Sholihin juga mengatakan, Mujaini kan punya ahli waris maka kami meminta kepada ahli waris tuk bertanggung jawab.
“Sekarang ini ahli waris mengatakan kepada kami jika ingin memiliki rumah yang hanya mempunyai bukti segel harus bayar 20 ribu meternya. Sedang yang tidak mempunyai bukti segel harus bayar 60 ribu per meternya,” imbuhnya.
Sementara ahli waris dari Mujaini mempertegas permasalahan tersebut selaku pemegang Surat Hak Milik (SHM).
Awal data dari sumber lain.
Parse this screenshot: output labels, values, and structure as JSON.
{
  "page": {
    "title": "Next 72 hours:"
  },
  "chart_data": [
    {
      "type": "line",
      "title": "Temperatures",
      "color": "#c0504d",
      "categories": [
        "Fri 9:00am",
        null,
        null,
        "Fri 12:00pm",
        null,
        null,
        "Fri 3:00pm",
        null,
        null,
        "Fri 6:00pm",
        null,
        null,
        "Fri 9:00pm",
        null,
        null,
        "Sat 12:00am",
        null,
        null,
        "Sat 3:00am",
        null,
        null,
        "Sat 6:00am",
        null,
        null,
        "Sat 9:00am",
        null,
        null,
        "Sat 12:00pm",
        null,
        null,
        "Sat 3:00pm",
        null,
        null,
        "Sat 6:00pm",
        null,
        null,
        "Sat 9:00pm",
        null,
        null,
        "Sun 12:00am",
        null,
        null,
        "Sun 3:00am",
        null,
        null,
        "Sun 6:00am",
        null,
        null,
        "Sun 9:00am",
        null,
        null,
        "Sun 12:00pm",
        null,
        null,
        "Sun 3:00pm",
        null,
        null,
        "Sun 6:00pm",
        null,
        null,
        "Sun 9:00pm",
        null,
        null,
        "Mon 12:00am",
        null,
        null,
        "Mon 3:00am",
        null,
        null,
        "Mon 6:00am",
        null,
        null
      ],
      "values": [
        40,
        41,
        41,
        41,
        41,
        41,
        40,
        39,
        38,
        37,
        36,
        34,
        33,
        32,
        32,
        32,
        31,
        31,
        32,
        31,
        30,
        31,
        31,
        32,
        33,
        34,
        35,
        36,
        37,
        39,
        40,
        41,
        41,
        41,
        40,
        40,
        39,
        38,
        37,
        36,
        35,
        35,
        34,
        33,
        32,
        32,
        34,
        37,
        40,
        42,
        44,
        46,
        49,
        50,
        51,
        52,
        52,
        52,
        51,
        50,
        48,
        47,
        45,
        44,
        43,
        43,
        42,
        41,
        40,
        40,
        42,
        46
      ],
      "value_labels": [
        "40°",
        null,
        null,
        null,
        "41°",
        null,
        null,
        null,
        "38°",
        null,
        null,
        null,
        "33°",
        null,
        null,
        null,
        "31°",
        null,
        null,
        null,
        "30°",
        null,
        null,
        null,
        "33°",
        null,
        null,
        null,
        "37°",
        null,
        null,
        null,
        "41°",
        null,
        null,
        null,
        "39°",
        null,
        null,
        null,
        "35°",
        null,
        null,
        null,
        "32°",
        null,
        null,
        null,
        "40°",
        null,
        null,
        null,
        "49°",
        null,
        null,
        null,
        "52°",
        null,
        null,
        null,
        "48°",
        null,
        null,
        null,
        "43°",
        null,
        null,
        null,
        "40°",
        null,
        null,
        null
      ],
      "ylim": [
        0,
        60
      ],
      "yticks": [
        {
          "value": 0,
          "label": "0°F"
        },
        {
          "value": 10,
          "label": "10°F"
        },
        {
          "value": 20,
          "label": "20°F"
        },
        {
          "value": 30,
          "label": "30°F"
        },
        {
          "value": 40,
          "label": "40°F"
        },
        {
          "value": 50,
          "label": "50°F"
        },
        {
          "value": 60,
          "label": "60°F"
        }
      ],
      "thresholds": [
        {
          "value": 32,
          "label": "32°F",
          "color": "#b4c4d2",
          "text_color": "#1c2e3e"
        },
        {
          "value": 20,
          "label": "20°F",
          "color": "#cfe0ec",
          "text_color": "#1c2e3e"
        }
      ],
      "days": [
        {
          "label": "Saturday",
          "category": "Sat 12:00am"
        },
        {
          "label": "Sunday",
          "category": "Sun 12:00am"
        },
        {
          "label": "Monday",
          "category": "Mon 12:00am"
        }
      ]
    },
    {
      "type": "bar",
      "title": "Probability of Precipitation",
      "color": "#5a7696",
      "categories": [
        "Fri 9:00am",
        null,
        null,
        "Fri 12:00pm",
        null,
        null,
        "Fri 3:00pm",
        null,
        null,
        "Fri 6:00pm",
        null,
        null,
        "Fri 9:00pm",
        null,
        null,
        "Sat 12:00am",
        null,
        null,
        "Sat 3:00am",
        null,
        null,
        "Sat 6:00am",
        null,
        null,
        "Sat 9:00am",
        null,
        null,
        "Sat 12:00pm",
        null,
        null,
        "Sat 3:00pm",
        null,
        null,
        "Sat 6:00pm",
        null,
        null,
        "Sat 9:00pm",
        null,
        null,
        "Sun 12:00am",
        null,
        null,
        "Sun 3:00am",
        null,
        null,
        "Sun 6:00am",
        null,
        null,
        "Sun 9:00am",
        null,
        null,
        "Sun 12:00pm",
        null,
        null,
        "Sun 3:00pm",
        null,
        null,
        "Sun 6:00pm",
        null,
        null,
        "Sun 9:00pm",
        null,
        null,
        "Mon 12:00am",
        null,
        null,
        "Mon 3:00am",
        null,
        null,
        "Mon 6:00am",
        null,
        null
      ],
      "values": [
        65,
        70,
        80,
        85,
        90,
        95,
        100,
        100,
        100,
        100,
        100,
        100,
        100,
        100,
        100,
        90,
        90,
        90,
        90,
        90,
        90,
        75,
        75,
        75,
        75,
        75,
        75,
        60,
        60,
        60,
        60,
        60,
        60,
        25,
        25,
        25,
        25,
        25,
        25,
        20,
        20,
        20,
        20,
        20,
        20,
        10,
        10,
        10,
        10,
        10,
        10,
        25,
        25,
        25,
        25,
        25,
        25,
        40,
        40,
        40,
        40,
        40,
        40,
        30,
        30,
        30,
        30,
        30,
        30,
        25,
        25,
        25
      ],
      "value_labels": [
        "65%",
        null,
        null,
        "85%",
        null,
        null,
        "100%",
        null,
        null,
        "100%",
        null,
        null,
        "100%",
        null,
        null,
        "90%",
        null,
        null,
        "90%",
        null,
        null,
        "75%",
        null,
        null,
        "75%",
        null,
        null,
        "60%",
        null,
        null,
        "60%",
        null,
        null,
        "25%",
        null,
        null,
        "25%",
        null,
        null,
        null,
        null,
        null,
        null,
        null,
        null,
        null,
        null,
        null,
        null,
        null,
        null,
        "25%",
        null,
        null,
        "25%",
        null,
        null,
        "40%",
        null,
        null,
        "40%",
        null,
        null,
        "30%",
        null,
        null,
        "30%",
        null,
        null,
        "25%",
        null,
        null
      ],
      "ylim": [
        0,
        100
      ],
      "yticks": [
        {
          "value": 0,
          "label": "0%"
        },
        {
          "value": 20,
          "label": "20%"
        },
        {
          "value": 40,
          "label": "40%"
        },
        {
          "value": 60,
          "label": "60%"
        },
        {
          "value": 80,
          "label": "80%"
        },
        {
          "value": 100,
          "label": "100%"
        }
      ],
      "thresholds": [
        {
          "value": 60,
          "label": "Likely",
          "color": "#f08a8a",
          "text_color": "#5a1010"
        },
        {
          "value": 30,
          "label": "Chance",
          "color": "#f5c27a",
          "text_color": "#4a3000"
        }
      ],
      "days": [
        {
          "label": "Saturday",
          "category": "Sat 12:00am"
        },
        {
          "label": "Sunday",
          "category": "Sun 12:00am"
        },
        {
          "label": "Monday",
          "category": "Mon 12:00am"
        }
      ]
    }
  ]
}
Saya menyikapi permasalahan ini karena saya memegang SHM yang sah, sertifikat aslinya ditangan saya untuk itu selaku ahli waris saya pertanyakan karena saya sebagai putra (almarhum) Mujaini bisa dilihat ke absahannya sertifikat itu. Kok ini malah dibawa ke pengadilan, mereka punya bukti otentik apa,” ucap Didik Saikhu Afandi selaku putra almarhum Mujaini. Selasa (23/11/2021).
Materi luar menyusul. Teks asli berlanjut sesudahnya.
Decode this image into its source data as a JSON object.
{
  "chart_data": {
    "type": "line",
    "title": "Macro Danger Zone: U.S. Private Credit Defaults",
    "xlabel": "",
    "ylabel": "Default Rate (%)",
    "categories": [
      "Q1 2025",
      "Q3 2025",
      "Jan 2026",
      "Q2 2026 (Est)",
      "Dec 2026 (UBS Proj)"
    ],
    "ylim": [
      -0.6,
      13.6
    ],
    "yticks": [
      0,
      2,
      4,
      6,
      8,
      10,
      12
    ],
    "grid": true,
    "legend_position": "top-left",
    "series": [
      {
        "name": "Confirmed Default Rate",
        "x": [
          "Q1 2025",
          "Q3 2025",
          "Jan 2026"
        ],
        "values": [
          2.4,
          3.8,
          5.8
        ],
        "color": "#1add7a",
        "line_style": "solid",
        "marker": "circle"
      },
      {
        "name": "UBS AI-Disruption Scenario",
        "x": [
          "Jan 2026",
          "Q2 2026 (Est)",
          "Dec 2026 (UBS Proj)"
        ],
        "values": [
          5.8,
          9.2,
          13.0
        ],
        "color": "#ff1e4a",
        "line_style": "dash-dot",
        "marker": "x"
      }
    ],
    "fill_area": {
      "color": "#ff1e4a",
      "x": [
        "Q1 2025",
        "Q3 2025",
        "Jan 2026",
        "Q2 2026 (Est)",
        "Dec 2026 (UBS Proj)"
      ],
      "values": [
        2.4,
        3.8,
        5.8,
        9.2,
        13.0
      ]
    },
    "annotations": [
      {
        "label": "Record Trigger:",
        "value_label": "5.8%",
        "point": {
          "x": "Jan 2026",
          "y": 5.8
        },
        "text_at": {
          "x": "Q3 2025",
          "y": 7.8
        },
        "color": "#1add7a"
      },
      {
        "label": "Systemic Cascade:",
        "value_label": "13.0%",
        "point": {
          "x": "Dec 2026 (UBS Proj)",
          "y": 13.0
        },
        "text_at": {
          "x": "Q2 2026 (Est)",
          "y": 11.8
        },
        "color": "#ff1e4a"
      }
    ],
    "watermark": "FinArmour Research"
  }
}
Didik juga mengatakan, menurut saya yang namanya membeli tanah kan harus prosedural setidaknya melalui Notaris. Kenapa pada saat pembelian tanah ini tidak dipertanyakan kepada abah saya sewaktu masih hidup, orang sudah meninggal baru dipersoalkan, dan ini sudah pernah di mediasi dua kali di kantor Desa setempat yang pertama tanggal 13 september dan tanggal 4 agustus 2021 sesuai amanah abah saya waktu itu abah mengatakan jika yang beli tanahnya hanya 12 orang dan ketika saya crosscek ada 52 KK ini kan aneh,” pungkasnya. (Yin).